Remote deposit capture (RDC) is a system by which payees can take advantage of the Check21 Act to deposit a check into a bank account from a remote location without having to physically deliver the check to the bank. RDC involves the payee taking a digital image of a check and transmitting that image to a bank for deposit. RDC is different than systems such as direct deposit, where an employee's earnings are posted directly to his or her bank account, or online deposit in which a retail banking service allows an authorized payee to record a check for deposit and have it posted to the payee's account prior to mailing in the physical check to the bank, giving the payee access to the funds before the check has been cleared by the bank.
The ability to pass value and payments remotely, quickly, efficiently, economically, and securely enables many conveniences of modern life including internet sales, and electronic peer-to-peer transactions, such as over eBay®. Physical payments, such as by mailing a check or cash, can be slow, expensive, and insecure. Additionally, users/check writers may make mistakes when writing checks, such as mistyping the payee's name. Carrying cash can be problematic from the standpoint of pickpocketing and other forms of theft that can present a personal security threat to an individual (i.e. armed robbery or muggings).

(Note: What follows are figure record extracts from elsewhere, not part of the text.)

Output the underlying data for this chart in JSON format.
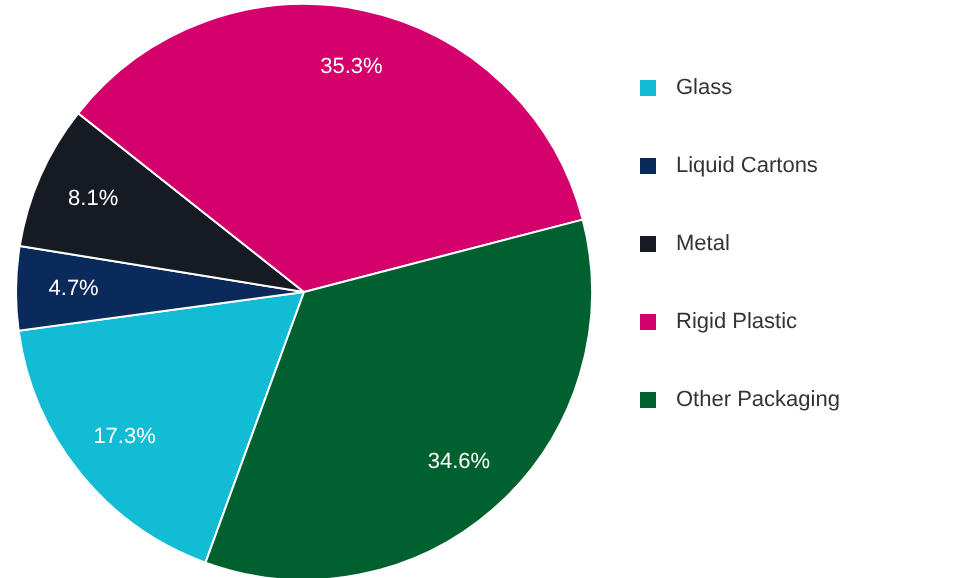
{
  "chart_data": {
    "type": "pie",
    "categories": [
      "Glass",
      "Liquid Cartons",
      "Metal",
      "Rigid Plastic",
      "Other Packaging"
    ],
    "values": [
      17.3,
      4.7,
      8.1,
      35.3,
      34.6
    ],
    "value_labels": [
      "17.3%",
      "4.7%",
      "8.1%",
      "35.3%",
      "34.6%"
    ],
    "colors": [
      "#12bcd4",
      "#0b2a5c",
      "#161a22",
      "#d4006c",
      "#00602f"
    ],
    "legend": "right"
  }
}
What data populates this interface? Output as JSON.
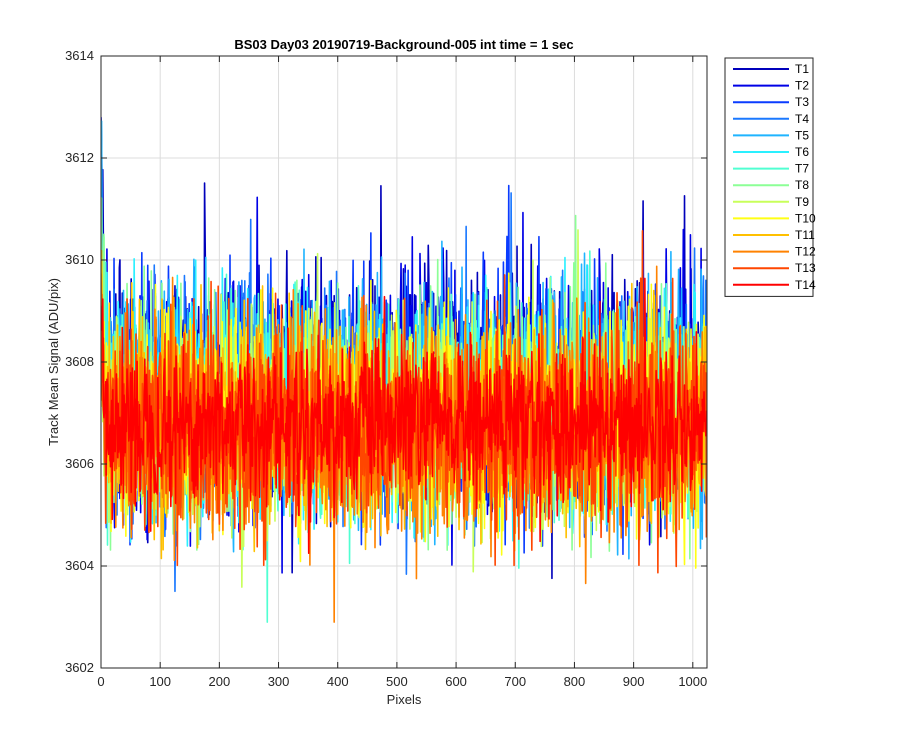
{
  "chart_data": {
    "type": "line",
    "title": "BS03 Day03 20190719-Background-005 int time = 1 sec",
    "xlabel": "Pixels",
    "ylabel": "Track Mean Signal (ADU/pix)",
    "xlim": [
      0,
      1024
    ],
    "ylim": [
      3602,
      3614
    ],
    "x_ticks": [
      0,
      100,
      200,
      300,
      400,
      500,
      600,
      700,
      800,
      900,
      1000
    ],
    "y_ticks": [
      3602,
      3604,
      3606,
      3608,
      3610,
      3612,
      3614
    ],
    "grid": true,
    "legend_position": "outside-top-right",
    "x_points": 1024,
    "series": [
      {
        "name": "T1",
        "color": "#0000bb",
        "mean": 3607.5,
        "spread": 1.5
      },
      {
        "name": "T2",
        "color": "#0000e6",
        "mean": 3607.4,
        "spread": 1.5
      },
      {
        "name": "T3",
        "color": "#0a3cff",
        "mean": 3607.3,
        "spread": 1.45
      },
      {
        "name": "T4",
        "color": "#1a78ff",
        "mean": 3607.2,
        "spread": 1.45
      },
      {
        "name": "T5",
        "color": "#1fb4ff",
        "mean": 3607.2,
        "spread": 1.4
      },
      {
        "name": "T6",
        "color": "#2af0ff",
        "mean": 3607.1,
        "spread": 1.4
      },
      {
        "name": "T7",
        "color": "#50ffd2",
        "mean": 3607.0,
        "spread": 1.35
      },
      {
        "name": "T8",
        "color": "#8cff96",
        "mean": 3607.0,
        "spread": 1.35
      },
      {
        "name": "T9",
        "color": "#c8ff5a",
        "mean": 3606.9,
        "spread": 1.3
      },
      {
        "name": "T10",
        "color": "#ffff14",
        "mean": 3606.8,
        "spread": 1.3
      },
      {
        "name": "T11",
        "color": "#ffc000",
        "mean": 3606.8,
        "spread": 1.3
      },
      {
        "name": "T12",
        "color": "#ff8200",
        "mean": 3606.7,
        "spread": 1.35
      },
      {
        "name": "T13",
        "color": "#ff4600",
        "mean": 3606.7,
        "spread": 1.35
      },
      {
        "name": "T14",
        "color": "#ff0000",
        "mean": 3606.8,
        "spread": 1.0
      }
    ]
  }
}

As a result, financial transactions are commonly made by way of electronic communications networks to purchase a variety of goods and services. Such transactions may be processed in a variety of methods using a variety of processors including, for example, credit card companies, debit card companies, automated clearing house (ACH) transactions, and other third party processors such as PayPal®.
Credit cards and debit cards operate on closed proprietary networks to which a payee has to subscribe, such as by having a merchant account. Furthermore, a merchant may be required to have specialized equipment to carry out transactions using credit cards and debit cards. Often times, credit card and debit card transactions can be very expensive (up to 3% of the transaction), due to fees charged by the credit card companies and the credit card processors. Due to the transaction fees, the risk of transaction reversals resulting from disputes, and other risks and inconveniences, some merchants are unwilling to accept credit cards and debit cards for transacting.
FIGS. 1 and 2 illustrate examples of conventional transactions between a maker 100 and a payee 110 in which a paper check 70 is physically sent to the payee 110 by the maker 100. The paper check 70 is presented to a bank of first deposit 120 and the paper check continues through the clearance process as a paper check (FIG. 1) or an image 80 of the paper check 70 (FIG. 2) until it reaches the maker's 100 paying bank 130.